On February 27, 1872, the Spanish Governor General Carlos Maria de la Torre issued a decree declaring Cagayan the permanent capital of Segundo Distrito de Misamis. All Spanish politico-military governors of Misamis (all lieutenant colonels), lived at the Casa Real de Cagayan, built in 1831, the site of today's Executive House in the Cagayan de Oro city hall complex. During this era, Cagayan de Oro was known as "Cagayan de Misamis".

The Segundo Distrito was the largest of Mindanao's three socio-political districts which included present day Zamboanga del Norte, the Lanao and Misamis provinces, Camiguin, Bukidnon, and the northern portions of Cotabato and Maguindanao.

Casa Real was the seat of the Spanish provincial government. It had become a symbol of Spanish repression in Cagayan. It is said that a cruel Spanish governor at one time whipped "Indios" right at the stairs of the mansion.

Here, on January 10, 1899, Philippine independence was proclaimed with much funfare in Cagayan de Misamis, which also elected the first set of local officials and officially raised the Filipino flag for only the second time ever in the island (the first was in Surigao).

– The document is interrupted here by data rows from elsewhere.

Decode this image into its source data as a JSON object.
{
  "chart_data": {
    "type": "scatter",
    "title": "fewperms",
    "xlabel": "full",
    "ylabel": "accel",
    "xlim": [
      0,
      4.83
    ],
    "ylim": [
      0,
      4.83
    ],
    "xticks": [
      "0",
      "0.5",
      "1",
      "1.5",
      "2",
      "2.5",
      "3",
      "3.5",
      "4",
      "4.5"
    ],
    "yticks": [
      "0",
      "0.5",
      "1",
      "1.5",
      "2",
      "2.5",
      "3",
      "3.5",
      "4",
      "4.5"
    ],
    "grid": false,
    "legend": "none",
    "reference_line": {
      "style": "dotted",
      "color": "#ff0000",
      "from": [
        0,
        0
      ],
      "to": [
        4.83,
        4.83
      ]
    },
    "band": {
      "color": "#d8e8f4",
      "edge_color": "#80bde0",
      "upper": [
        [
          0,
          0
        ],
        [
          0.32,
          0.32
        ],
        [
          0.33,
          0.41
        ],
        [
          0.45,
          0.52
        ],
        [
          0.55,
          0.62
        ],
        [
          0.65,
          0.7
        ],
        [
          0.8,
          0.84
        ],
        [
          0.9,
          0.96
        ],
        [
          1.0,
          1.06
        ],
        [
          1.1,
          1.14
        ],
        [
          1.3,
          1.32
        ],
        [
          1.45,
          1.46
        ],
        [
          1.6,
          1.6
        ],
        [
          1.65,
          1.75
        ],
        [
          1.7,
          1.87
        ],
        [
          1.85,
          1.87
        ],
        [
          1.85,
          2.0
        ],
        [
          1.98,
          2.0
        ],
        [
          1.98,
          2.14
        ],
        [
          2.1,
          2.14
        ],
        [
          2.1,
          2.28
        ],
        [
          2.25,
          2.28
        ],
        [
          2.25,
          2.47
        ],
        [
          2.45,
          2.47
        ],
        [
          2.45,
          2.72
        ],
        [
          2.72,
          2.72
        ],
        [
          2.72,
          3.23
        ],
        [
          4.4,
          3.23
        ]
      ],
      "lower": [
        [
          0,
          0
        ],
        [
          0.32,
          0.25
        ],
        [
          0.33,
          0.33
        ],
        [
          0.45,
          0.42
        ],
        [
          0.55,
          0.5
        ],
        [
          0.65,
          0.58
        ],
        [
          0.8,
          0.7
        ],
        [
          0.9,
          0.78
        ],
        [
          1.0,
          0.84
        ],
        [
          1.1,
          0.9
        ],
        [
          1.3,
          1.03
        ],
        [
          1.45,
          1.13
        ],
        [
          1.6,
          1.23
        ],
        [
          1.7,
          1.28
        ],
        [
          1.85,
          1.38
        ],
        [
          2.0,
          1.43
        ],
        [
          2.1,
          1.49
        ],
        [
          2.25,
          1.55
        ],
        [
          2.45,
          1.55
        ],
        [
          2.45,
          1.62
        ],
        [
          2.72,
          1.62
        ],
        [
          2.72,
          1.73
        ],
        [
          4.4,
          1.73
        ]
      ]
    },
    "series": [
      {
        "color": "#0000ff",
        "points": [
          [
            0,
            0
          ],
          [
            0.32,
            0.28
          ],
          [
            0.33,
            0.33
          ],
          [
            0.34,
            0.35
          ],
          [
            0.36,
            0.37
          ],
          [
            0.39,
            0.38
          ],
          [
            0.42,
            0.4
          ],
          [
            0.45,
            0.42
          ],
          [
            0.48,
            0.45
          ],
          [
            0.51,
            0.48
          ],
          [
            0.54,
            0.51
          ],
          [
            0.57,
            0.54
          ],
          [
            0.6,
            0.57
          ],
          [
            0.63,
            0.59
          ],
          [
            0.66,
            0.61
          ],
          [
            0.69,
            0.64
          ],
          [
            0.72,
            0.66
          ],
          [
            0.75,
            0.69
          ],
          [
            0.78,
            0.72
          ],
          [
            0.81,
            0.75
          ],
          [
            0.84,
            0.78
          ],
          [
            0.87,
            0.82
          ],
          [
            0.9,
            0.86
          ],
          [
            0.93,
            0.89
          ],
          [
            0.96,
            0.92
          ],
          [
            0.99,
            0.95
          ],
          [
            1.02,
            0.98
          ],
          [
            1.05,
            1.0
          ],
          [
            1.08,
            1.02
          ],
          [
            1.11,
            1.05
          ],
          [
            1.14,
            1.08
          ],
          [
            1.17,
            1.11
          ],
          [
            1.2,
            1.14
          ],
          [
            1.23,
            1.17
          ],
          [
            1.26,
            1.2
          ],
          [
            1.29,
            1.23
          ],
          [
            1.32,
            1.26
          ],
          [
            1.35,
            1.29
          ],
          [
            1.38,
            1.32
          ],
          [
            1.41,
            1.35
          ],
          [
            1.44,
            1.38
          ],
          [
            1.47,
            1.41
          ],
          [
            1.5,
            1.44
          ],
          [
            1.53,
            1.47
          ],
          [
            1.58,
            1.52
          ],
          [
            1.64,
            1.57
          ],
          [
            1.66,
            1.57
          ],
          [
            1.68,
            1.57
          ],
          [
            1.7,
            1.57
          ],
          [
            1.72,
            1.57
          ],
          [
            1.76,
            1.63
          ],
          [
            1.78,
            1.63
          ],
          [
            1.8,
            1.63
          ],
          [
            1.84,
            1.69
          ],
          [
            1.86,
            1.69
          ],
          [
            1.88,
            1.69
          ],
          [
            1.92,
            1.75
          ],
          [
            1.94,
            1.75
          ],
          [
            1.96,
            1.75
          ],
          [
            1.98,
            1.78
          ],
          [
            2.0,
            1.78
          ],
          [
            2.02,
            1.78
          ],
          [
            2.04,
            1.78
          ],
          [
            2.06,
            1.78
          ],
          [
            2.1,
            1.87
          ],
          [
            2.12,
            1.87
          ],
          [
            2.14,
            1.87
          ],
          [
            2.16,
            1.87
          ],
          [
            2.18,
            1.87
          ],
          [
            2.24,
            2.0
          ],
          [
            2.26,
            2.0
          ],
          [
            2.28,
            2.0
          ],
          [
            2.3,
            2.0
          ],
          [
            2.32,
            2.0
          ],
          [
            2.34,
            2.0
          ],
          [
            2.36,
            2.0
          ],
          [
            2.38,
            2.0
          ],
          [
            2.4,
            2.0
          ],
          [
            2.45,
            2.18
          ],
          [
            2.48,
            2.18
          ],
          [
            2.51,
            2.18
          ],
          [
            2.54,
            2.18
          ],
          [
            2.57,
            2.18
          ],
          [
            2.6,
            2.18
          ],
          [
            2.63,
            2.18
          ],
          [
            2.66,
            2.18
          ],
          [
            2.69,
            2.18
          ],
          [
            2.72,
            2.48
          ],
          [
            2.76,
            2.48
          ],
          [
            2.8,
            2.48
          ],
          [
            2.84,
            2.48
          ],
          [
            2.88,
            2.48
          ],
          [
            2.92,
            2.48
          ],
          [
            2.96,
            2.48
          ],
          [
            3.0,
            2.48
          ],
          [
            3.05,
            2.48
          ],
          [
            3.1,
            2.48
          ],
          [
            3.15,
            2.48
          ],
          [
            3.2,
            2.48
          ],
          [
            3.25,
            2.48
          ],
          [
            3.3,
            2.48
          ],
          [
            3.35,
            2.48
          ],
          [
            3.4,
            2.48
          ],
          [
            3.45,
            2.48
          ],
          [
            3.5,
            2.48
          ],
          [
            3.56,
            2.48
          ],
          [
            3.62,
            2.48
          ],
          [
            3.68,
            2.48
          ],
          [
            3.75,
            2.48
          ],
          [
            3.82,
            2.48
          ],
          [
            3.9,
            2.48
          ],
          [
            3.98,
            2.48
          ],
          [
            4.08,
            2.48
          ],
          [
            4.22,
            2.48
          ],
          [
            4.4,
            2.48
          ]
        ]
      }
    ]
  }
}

On December 10, 1898, the United States and Spain signed the Treaty of Peace. Immediately, the Spanish governor relinquished his authority to two Filipinos appointed by Aguinaldo: Jose Roa y Casas, who was appointed first governor of Misamis; and Toribio Chavez, appointed the first Filipino mayor of Cagayan de Misamis. Again, these officials held court in the Casa Real.

 

 

Several American governor generals visited the place: William Howard Taft (who became the 27th US president), William Cameron Forbessy, James F. Smith and Theodore Roosevelt, Jr. Manuel L. Quezon and Sergio Osmeña, Sr. also graced Cagayan de Misamis. During all these trips, the Casa Real was a requisite stop.

Casa Real was later demolished -- sometime between 1910 and 1930. When Cagayan built a new town hall on the same site, there was another jubilant celebration, attended no less by President Manuel L. Quezon himself.

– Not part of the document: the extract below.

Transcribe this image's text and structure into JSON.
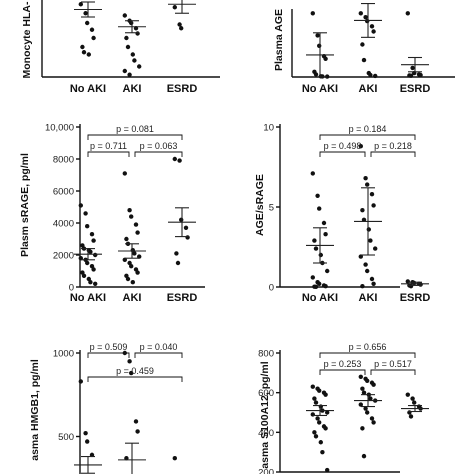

Citizen Cory Aquino added history to the same building by gracing with her presence the ceremonies formally renaming it as the Ninoy Aquino Hall of Justice, just after his assassination in 1983.

It is thus understandable that the people of Cagayan de Oro would hold the site sacred. To ensure that future generations will forever remember and cherish the Cagayan people's love for freedom, a historical marker was installed on the site in 1999, the year Mindanao marked the centennial of the proclamation.

I hate to even consider the possibility that the present administration's imminent insolvency is the reason why the city hall sale has been put on the fast-track. Whether true or not, there are options aplenty where city hall can source funds to finance its planned transfer to a dump site. I just hope they don't take the old Casa Real along with them as they descend into the morass and decay of the city's garbage.


Michael Baños is a former journalist who worked as correspondent for Business World, TODAY, The Philippine Star, The Manila Times, Agence France Presse and the ABS-CBN's Sarimanok News Network (now the ABS-CBN News Channel). He also worked extensively in business promotion with the Cagayan de Oro Chamber of Commerce and Industry Foundation, Inc. (Oro Chamber) and the Cagayan de Oro-Iligan Corridor (CIC) Special Development Project Management Office. Published October 12, 2005.